Horas antes de pegarse un tiro en la cabeza para evitar ser arrestado, Alan García, el expresidente de Perú , escribió en su cuenta Twitter: "Yo creo en la historia". García era investigado por corrupción, tal como ha ocurrido con todos los últimos presidentes de su país. El mensaje de García parecía sugerir que a la justicia no le correspondía indagarlo. La misma decisión de quitarse la vida –trágica y triste para sus familiares y amigos- confirmaba esa sugerencia como un mensaje envenenado; él estaba por sobre la institucionalidad, a la que juzgaba una mera escenografía de lo realmente importante: su propio lugar en la historia. Más que un ciudadano destacado que respetaba el orden democrático y acataba las decisiones de un organismo autónomo, el expresidente dejaba en claro con su última decisión que él era una figura que debía se tratada de un modo especial. Alguna vez millones de peruanos vieron en él a un líder que los guiaría hasta un lugar mejor. Lo mismo ocurrió en el Brasil de Lula.
La ansiedad por los liderazgos en países como los nuestros -con desigualdades sociales agudas y concentración del poder económico y político- tiene una consecuencia perversa: depositar demasiadas esperanzas en lo que es capaz de hacer un individuo, un político que en un momento determinado se encumbra gracias a su carrera, su carisma, su oratoria, su figuración mediática o el dinero del que dispone para una campaña efectiva. ¿A quién le interesan asuntos tediosos como las leyes de financiamiento de la política o los castigos impuestos por la ley a la falta de probidad cuando un líder deslumbra? ¿Qué valor tiene la ética cuando se promete hacer de la rayuela un deporte nacional? Pocos piensan en la fortaleza de los cimientos y la malla de protección si sobreviene lo inesperado y el héroe resulta ser poco más que un ser humano.

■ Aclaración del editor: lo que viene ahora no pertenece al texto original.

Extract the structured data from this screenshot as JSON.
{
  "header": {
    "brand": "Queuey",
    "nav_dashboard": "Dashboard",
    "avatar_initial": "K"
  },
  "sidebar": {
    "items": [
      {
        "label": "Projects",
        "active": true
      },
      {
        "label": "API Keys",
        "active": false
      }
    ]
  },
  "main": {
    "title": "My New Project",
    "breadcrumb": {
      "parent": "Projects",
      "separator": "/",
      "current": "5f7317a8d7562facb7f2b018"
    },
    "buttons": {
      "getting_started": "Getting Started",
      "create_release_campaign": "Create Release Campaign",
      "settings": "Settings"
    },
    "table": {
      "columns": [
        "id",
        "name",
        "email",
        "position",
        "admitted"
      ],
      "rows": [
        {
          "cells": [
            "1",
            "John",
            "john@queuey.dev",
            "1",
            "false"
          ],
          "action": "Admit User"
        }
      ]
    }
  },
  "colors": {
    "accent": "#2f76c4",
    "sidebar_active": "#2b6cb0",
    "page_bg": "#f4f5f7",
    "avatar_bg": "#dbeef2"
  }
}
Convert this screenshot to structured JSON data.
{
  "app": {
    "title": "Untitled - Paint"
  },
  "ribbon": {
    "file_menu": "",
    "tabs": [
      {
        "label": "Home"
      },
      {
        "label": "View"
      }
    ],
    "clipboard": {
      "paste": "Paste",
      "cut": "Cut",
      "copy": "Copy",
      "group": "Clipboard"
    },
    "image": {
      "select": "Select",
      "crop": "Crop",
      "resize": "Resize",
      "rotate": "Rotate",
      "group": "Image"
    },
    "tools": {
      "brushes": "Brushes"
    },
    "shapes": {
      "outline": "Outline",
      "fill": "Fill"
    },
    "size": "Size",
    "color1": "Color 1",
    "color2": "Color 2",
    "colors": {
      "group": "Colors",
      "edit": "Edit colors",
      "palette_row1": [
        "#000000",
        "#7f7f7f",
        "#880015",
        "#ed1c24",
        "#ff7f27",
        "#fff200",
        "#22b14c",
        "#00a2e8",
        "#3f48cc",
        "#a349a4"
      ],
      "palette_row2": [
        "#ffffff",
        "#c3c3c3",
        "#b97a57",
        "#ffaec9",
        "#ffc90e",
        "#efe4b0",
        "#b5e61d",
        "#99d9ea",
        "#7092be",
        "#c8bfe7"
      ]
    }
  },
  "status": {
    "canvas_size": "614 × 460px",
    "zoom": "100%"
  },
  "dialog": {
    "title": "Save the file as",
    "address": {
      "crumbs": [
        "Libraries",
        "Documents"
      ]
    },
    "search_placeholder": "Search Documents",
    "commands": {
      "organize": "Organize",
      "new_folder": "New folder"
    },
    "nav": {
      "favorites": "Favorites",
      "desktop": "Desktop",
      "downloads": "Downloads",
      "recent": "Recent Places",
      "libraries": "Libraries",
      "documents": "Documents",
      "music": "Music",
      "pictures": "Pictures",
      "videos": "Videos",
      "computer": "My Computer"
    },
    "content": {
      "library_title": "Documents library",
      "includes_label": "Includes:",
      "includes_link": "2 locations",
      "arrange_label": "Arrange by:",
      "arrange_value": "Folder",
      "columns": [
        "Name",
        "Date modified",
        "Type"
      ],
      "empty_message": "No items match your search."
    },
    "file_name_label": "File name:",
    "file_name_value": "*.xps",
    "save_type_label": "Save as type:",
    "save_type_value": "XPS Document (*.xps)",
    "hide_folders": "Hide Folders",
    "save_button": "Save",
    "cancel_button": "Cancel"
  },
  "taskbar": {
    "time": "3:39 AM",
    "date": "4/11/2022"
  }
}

Solo cuando ese individuo se equivoca o corrompe aparece el atrezzo, es decir, la institucionalidad, como un chivo que debe pagar por nuestra frustración. Lo que queda entonces es desquitarse con ella, repudiarla, o darle la espalda como si no fuera parte de nuestra propia forma de convivencia, sino un cáncer que debe ser extirpado porque impide nuestra marcha rumbo a la cima. Que se vayan todos, la justicia no sirve de nada, el Congreso es un mero adorno, todos son una manga de ladrones. Si esas plegarias son escuchadas, si los tribunales y el Parlamento se incendian, si todos se van, entonces la cultura del liderazgo nos brindará una salida que ya conocemos, esa en donde solo muy pocos tienen salvoconducto para elevarse mientras el resto permanece a ras de suelo mordiendo el polvo mientras escucha hablar sobre las mil maneras de alcanzar el éxito si acatas las fórmulas impuestas desde una cumbre lejana.